Eine andere Strategie sind höhere Investitionen in den Kultursektor an sich. Hier darf sich der Staat nicht auf das Engagement von Unternehmen und Privatpersonen verlassen. So löblich diese auch sein mögen, eine höhere Unternehmenssteuer gäbe mehr finanziellen Spielraum, die ganze Breite der Kunst zu fördern und nicht nur Projekte, die private Investoren aus Gründen von Prestige und Steuererlässen vorantreiben.
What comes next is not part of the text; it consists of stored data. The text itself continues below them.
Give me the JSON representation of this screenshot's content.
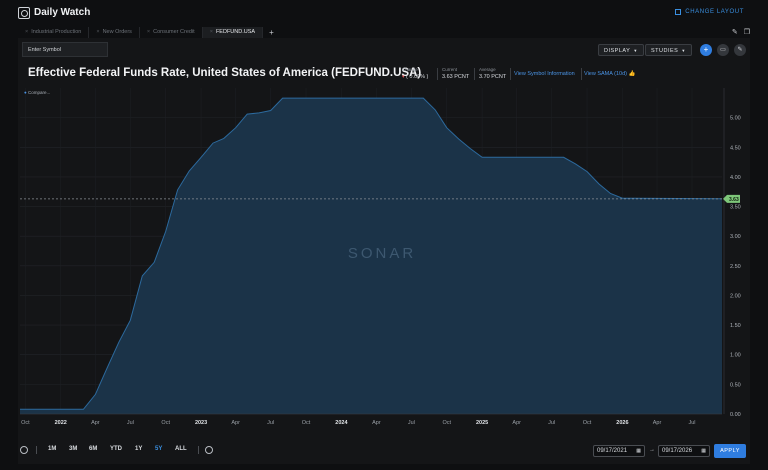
{
  "app": {
    "title": "Daily Watch",
    "change_layout": "CHANGE LAYOUT"
  },
  "tabs": [
    {
      "label": "Industrial Production",
      "active": false
    },
    {
      "label": "New Orders",
      "active": false
    },
    {
      "label": "Consumer Credit",
      "active": false
    },
    {
      "label": "FEDFUND.USA",
      "active": true
    }
  ],
  "tab_add": "+",
  "toolbar": {
    "symbol_placeholder": "Enter Symbol",
    "display": "DISPLAY",
    "studies": "STUDIES"
  },
  "chart_header": {
    "title": "Effective Federal Funds Rate, United States of America (FEDFUND.USA)",
    "change_label": "Change",
    "change_value": "( 0.00% )",
    "current_label": "Current",
    "current_value": "3.63 PCNT",
    "average_label": "Average",
    "average_value": "3.70 PCNT",
    "link_symbol_info": "View Symbol Information",
    "link_sama": "View SAMA (10d)"
  },
  "legend_mini": "Compare...",
  "watermark": "SONAR",
  "colors": {
    "accent": "#2f7de0",
    "area_fill": "#1b3348",
    "line": "#2c6a9e",
    "current_badge": "#7ec77a"
  },
  "chart_data": {
    "type": "area",
    "title": "Effective Federal Funds Rate, United States of America (FEDFUND.USA)",
    "xlabel": "",
    "ylabel": "",
    "ylim": [
      0,
      5.5
    ],
    "yticks": [
      "0.00",
      "0.50",
      "1.00",
      "1.50",
      "2.00",
      "2.50",
      "3.00",
      "3.50",
      "4.00",
      "4.50",
      "5.00"
    ],
    "current_value_label": "3.63",
    "x_labels": [
      "Oct",
      "2022",
      "Apr",
      "Jul",
      "Oct",
      "2023",
      "Apr",
      "Jul",
      "Oct",
      "2024",
      "Apr",
      "Jul",
      "Oct",
      "2025",
      "Apr",
      "Jul",
      "Oct",
      "2026",
      "Apr",
      "Jul"
    ],
    "x": [
      "2021-09-17",
      "2022-01-01",
      "2022-03-01",
      "2022-04-01",
      "2022-05-01",
      "2022-06-01",
      "2022-07-01",
      "2022-08-01",
      "2022-09-01",
      "2022-10-01",
      "2022-11-01",
      "2022-12-01",
      "2023-01-01",
      "2023-02-01",
      "2023-03-01",
      "2023-04-01",
      "2023-05-01",
      "2023-06-01",
      "2023-07-01",
      "2023-08-01",
      "2024-08-01",
      "2024-09-01",
      "2024-10-01",
      "2024-11-01",
      "2024-12-01",
      "2025-01-01",
      "2025-08-01",
      "2025-09-01",
      "2025-10-01",
      "2025-11-01",
      "2025-12-01",
      "2026-01-01",
      "2026-09-17"
    ],
    "values": [
      0.08,
      0.08,
      0.08,
      0.33,
      0.77,
      1.21,
      1.58,
      2.33,
      2.56,
      3.08,
      3.78,
      4.1,
      4.33,
      4.57,
      4.65,
      4.83,
      5.06,
      5.08,
      5.12,
      5.33,
      5.33,
      5.13,
      4.83,
      4.64,
      4.48,
      4.33,
      4.33,
      4.22,
      4.09,
      3.88,
      3.72,
      3.64,
      3.63
    ],
    "current": 3.63,
    "grid": true,
    "legend": "top-left"
  },
  "bottom": {
    "ranges": [
      {
        "label": "1M",
        "active": false
      },
      {
        "label": "3M",
        "active": false
      },
      {
        "label": "6M",
        "active": false
      },
      {
        "label": "YTD",
        "active": false
      },
      {
        "label": "1Y",
        "active": false
      },
      {
        "label": "5Y",
        "active": true
      },
      {
        "label": "ALL",
        "active": false
      }
    ],
    "date_from": "09/17/2021",
    "date_to": "09/17/2026",
    "arrow": "→",
    "apply": "APPLY"
  }
}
Die meisten Kulturkritiker stimmen darin überein, dass eine Verarmung des Kultursektors stattgefunden hat, obwohl es heute womöglich genauso viele talentierte Schriftsteller, Schauspieler und Künstler gibt wie eh und je. Der Markt ermöglicht aber nur einen minimalen Zugang zu ihren Werken. Momentan sind die Medien ausschließlich damit beschäftigt, solche öffentlichen Waren zu vermarkten, bei denen Adorno und Horkheimer zu dem Schluss gekommen wären, ihre Kritik der Kulturindustrie sei zu milde gewesen. Weil die Medien nicht länger vorgeben, einen Bildungsauftrag zu erfüllen und das Publikum auf Kulturprodukte zu stoßen, denen sie sonst nicht begegnet wären, fällt Kulturinstitutionen, die nicht profitorientiert arbeiten, eine wachsende Bedeutung zu.
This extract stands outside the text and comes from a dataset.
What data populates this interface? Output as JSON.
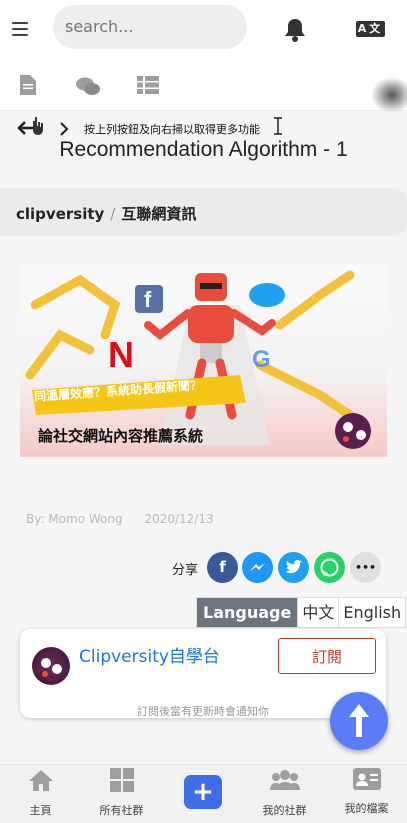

Wenn wir der vereinfachenden Vorstellung erliegen, dass der Markt, selbstregulierend und wohltätig, höchste Errungenschaft und Gebieter der Menschheit ist – ein Standpunkt, den selbst die schärfsten Verfechter des freien Markts in diesen Tagen wohl kaum allzu laut öffentlich äußern –, dann wiederholen wir das, was Kafka in einem seiner Zürauer Aphorismen wie folgt formuliert hat: „Ein Käfig ging einen Vogel suchen.“ Wir gestatten es dem Markt also, uns einzufangen, und dabei werden die Flügel unserer Einbildungskraft gestutzt.